I used to string random thoughts together, creating a sort of enigmatic thought stream. There are some notes that I have made to my self over the past year that might suit that style. Ready?
Some things can only be fixed after acquiring god-like power, but, after acquiring god-like power most of these things will no longer matter.
Studies show that the subconscious treats the future self as a different person. This plays a part in failing to achieve steps toward long term goals. Does empathy for other people makes it easier to comply with our own future needs? Is empathy key to discipline? Hmm. That sure would make for an interesting way of life.
One must find the balance between hedonism and nihilism, practically equatable to the balance between thinking and feeling.

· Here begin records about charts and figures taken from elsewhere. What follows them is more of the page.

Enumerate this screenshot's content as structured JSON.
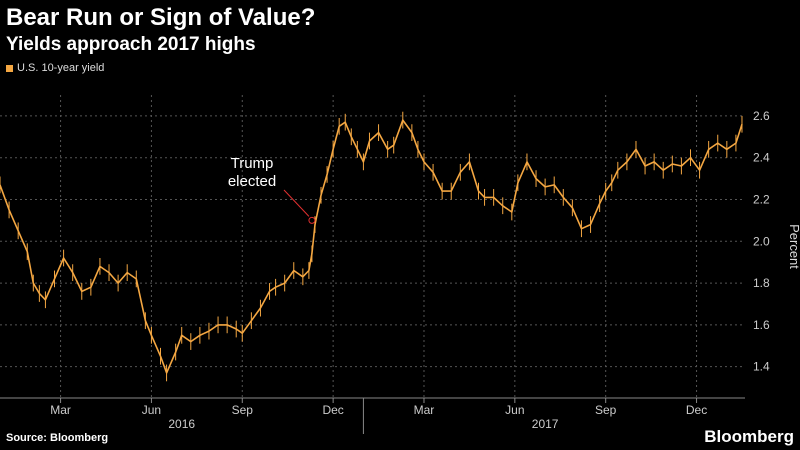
{
  "header": {
    "title": "Bear Run or Sign of Value?",
    "subtitle": "Yields approach 2017 highs"
  },
  "footer": {
    "source": "Source: Bloomberg",
    "brand": "Bloomberg"
  },
  "colors": {
    "series": "#f4a742",
    "grid": "#555555",
    "annotation_arrow": "#e03030"
  },
  "chart_data": {
    "type": "line",
    "title": "Bear Run or Sign of Value?",
    "subtitle": "Yields approach 2017 highs",
    "legend": [
      "U.S. 10-year yield"
    ],
    "legend_position": "top-left",
    "ylabel": "Percent",
    "ylim": [
      1.25,
      2.7
    ],
    "y_ticks": [
      1.4,
      1.6,
      1.8,
      2.0,
      2.2,
      2.4,
      2.6
    ],
    "y_tick_labels": [
      "1.4",
      "1.6",
      "1.8",
      "2.0",
      "2.2",
      "2.4",
      "2.6"
    ],
    "x_unit": "months since Jan 1 2016",
    "xlim": [
      0,
      24.6
    ],
    "x_ticks": [
      {
        "x": 2,
        "label": "Mar"
      },
      {
        "x": 5,
        "label": "Jun"
      },
      {
        "x": 8,
        "label": "Sep"
      },
      {
        "x": 11,
        "label": "Dec"
      },
      {
        "x": 14,
        "label": "Mar"
      },
      {
        "x": 17,
        "label": "Jun"
      },
      {
        "x": 20,
        "label": "Sep"
      },
      {
        "x": 23,
        "label": "Dec"
      }
    ],
    "year_labels": [
      {
        "x": 6,
        "label": "2016"
      },
      {
        "x": 18,
        "label": "2017"
      }
    ],
    "year_divider_x": 12,
    "grid": true,
    "series": [
      {
        "name": "U.S. 10-year yield",
        "x": [
          0,
          0.3,
          0.6,
          0.9,
          1.1,
          1.3,
          1.5,
          1.8,
          2.1,
          2.4,
          2.7,
          3.0,
          3.3,
          3.6,
          3.9,
          4.2,
          4.5,
          4.8,
          5.0,
          5.3,
          5.5,
          5.8,
          6.0,
          6.3,
          6.6,
          6.9,
          7.2,
          7.5,
          7.8,
          8.0,
          8.3,
          8.6,
          8.9,
          9.1,
          9.4,
          9.7,
          10.0,
          10.2,
          10.3,
          10.4,
          10.6,
          10.8,
          11.0,
          11.2,
          11.4,
          11.6,
          11.8,
          12.0,
          12.2,
          12.5,
          12.8,
          13.0,
          13.3,
          13.6,
          13.8,
          14.0,
          14.3,
          14.6,
          14.9,
          15.2,
          15.5,
          15.8,
          16.0,
          16.3,
          16.6,
          16.9,
          17.1,
          17.4,
          17.7,
          18.0,
          18.3,
          18.6,
          18.9,
          19.2,
          19.5,
          19.8,
          20.0,
          20.2,
          20.4,
          20.7,
          21.0,
          21.3,
          21.6,
          21.9,
          22.2,
          22.5,
          22.8,
          23.1,
          23.4,
          23.7,
          24.0,
          24.3,
          24.5
        ],
        "values": [
          2.27,
          2.15,
          2.05,
          1.95,
          1.8,
          1.75,
          1.72,
          1.82,
          1.92,
          1.85,
          1.76,
          1.78,
          1.88,
          1.85,
          1.8,
          1.85,
          1.82,
          1.62,
          1.55,
          1.45,
          1.37,
          1.47,
          1.55,
          1.52,
          1.55,
          1.57,
          1.6,
          1.6,
          1.58,
          1.56,
          1.62,
          1.68,
          1.76,
          1.78,
          1.8,
          1.86,
          1.83,
          1.86,
          1.94,
          2.08,
          2.22,
          2.32,
          2.44,
          2.55,
          2.57,
          2.5,
          2.44,
          2.38,
          2.48,
          2.52,
          2.44,
          2.46,
          2.58,
          2.52,
          2.44,
          2.38,
          2.33,
          2.24,
          2.24,
          2.33,
          2.38,
          2.24,
          2.21,
          2.21,
          2.17,
          2.14,
          2.28,
          2.38,
          2.3,
          2.26,
          2.27,
          2.21,
          2.16,
          2.06,
          2.08,
          2.18,
          2.24,
          2.28,
          2.34,
          2.38,
          2.44,
          2.36,
          2.38,
          2.34,
          2.37,
          2.36,
          2.4,
          2.34,
          2.44,
          2.47,
          2.44,
          2.47,
          2.56
        ]
      }
    ],
    "annotations": [
      {
        "text_lines": [
          "Trump",
          "elected"
        ],
        "x": 10.3,
        "y": 2.1
      }
    ]
  }
}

I realize that there might be a healthy balance between depression and contentment. This realization is part of how I came to acknowledge how unhappy I’ve been for most of my life. The fantastic girl taught me that when I’m content I just want to sit back and relax because I love my life. When I’m depressed I just want to sit back and relax because I hate my life. Neither state promotes productivity!
I care less about what one does and more about why one does.
Unhappy pessimists and realists are unhappy because we’re really just bitter idealists.